- IATA: LSY; ICAO: YLIS;

Summary
- Airport type: Public
- Operator: Lismore City Council
- Location: Lismore, New South Wales, Australia
- Elevation AMSL: 35 ft (11 m)
- Coordinates: 28°49′41″S 153°15′36″E﻿ / ﻿28.82806°S 153.26000°E
- Website: www.lismore.nsw.gov.au

Map
- YLIS Location in New South Wales

Runways
| Direction | Length |  | Surface |
| m | ft |
| 15/33 | 1,647 | 5,404 | Asphalt |
- Sources: Australian AIP and aerodrome chart

= Lismore Airport =

Lismore Airport is a regional airport located 2 NM south of Lismore in the Northern Rivers region of New South Wales, Australia.

It features a modern terminal building, with some secure parking facilities. The airport sustained 'extensive damage' during the 2022 eastern Australia floods.
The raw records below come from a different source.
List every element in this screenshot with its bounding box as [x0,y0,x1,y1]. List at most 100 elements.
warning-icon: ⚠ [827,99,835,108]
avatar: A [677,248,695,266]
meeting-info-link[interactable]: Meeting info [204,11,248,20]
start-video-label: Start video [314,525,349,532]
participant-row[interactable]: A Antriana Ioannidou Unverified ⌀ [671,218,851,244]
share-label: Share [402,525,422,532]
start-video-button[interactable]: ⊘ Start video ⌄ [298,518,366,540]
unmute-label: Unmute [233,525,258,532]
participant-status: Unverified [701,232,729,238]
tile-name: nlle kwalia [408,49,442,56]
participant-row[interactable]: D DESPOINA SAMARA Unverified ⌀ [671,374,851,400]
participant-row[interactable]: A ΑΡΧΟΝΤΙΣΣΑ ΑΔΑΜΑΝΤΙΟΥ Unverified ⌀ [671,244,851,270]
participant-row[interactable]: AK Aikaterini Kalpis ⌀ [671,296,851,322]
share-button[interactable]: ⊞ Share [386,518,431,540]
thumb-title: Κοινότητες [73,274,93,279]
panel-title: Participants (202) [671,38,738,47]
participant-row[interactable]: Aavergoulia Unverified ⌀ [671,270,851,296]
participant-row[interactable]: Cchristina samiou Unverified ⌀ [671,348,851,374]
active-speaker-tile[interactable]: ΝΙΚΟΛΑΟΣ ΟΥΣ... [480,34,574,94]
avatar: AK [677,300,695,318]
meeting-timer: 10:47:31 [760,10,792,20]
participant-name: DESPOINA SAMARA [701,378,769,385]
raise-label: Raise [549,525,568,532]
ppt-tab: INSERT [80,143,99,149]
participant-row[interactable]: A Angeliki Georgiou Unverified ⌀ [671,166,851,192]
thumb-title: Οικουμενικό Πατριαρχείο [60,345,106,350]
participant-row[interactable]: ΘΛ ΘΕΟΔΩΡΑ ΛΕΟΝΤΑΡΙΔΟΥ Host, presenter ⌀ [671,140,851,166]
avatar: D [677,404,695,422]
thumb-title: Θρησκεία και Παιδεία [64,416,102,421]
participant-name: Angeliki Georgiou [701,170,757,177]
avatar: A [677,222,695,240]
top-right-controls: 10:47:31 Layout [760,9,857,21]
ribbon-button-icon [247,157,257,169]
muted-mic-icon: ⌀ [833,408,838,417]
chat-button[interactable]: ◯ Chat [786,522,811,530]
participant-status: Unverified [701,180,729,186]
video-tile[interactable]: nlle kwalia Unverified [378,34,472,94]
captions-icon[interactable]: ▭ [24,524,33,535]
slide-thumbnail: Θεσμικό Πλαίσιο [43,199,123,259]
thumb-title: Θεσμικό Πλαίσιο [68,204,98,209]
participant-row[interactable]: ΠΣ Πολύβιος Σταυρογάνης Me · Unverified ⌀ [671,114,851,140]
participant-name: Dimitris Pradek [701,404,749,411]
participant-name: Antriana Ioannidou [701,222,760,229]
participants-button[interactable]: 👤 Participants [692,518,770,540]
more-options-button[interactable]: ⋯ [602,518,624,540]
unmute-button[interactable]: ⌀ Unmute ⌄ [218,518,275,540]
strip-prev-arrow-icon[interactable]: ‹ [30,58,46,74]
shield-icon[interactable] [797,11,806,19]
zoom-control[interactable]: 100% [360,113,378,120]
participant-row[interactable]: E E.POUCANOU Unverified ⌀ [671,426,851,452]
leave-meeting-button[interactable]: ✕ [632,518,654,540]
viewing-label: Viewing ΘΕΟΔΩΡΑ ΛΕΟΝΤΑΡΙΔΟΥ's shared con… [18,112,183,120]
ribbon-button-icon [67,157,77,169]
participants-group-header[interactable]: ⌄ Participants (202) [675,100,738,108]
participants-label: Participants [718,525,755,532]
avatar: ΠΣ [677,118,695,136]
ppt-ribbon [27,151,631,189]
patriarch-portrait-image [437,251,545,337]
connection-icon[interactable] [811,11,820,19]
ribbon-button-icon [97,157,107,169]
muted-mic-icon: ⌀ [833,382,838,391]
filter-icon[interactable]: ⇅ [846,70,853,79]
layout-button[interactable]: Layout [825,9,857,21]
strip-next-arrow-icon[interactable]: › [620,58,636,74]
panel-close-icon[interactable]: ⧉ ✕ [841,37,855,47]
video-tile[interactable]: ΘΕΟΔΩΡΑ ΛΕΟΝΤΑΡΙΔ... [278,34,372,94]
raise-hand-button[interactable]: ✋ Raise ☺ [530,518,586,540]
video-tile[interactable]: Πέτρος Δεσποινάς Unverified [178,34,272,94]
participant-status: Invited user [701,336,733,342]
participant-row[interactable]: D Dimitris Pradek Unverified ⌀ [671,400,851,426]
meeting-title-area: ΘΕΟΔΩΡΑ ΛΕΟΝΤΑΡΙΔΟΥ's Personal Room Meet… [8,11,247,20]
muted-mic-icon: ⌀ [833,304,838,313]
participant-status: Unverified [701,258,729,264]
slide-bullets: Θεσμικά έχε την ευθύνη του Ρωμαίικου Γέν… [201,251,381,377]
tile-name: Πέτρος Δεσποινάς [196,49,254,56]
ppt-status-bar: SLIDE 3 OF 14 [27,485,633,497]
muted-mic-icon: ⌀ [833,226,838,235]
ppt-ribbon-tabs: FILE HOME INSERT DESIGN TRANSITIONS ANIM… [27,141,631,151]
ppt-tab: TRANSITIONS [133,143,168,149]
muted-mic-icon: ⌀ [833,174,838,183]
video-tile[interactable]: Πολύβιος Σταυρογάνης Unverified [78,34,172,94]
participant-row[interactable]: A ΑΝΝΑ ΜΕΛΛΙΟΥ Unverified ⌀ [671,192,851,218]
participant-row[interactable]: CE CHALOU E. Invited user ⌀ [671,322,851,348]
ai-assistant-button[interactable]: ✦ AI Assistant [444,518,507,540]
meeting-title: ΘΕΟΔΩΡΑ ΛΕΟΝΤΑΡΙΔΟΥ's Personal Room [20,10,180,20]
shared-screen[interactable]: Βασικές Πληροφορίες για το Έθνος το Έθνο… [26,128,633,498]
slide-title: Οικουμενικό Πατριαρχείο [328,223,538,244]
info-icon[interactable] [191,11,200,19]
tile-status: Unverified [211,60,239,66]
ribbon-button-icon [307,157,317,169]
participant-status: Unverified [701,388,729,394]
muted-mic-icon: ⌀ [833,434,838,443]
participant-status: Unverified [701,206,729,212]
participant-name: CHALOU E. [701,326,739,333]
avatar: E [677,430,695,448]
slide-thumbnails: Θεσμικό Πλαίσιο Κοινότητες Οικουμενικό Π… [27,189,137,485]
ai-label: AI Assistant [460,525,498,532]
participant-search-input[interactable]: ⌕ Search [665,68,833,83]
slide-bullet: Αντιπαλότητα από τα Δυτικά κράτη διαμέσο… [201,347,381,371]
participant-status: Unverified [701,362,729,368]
The airport currently serves as a base for the Westpac Lifesaver Rescue Helicopter Service, Northern Rivers Aero Club, Airways Aviation and FAST Aviation

The airport ceased commercial passenger operations after Rex Airlines discontinued its service between Sydney and Lismore, ending its longstanding operation with the final flight operating in June 2022.

==Statistics==
Lismore Airport was ranked 54th in Australia for the number of revenue passengers served in financial year 2009–2010 but dropped in 2010–11.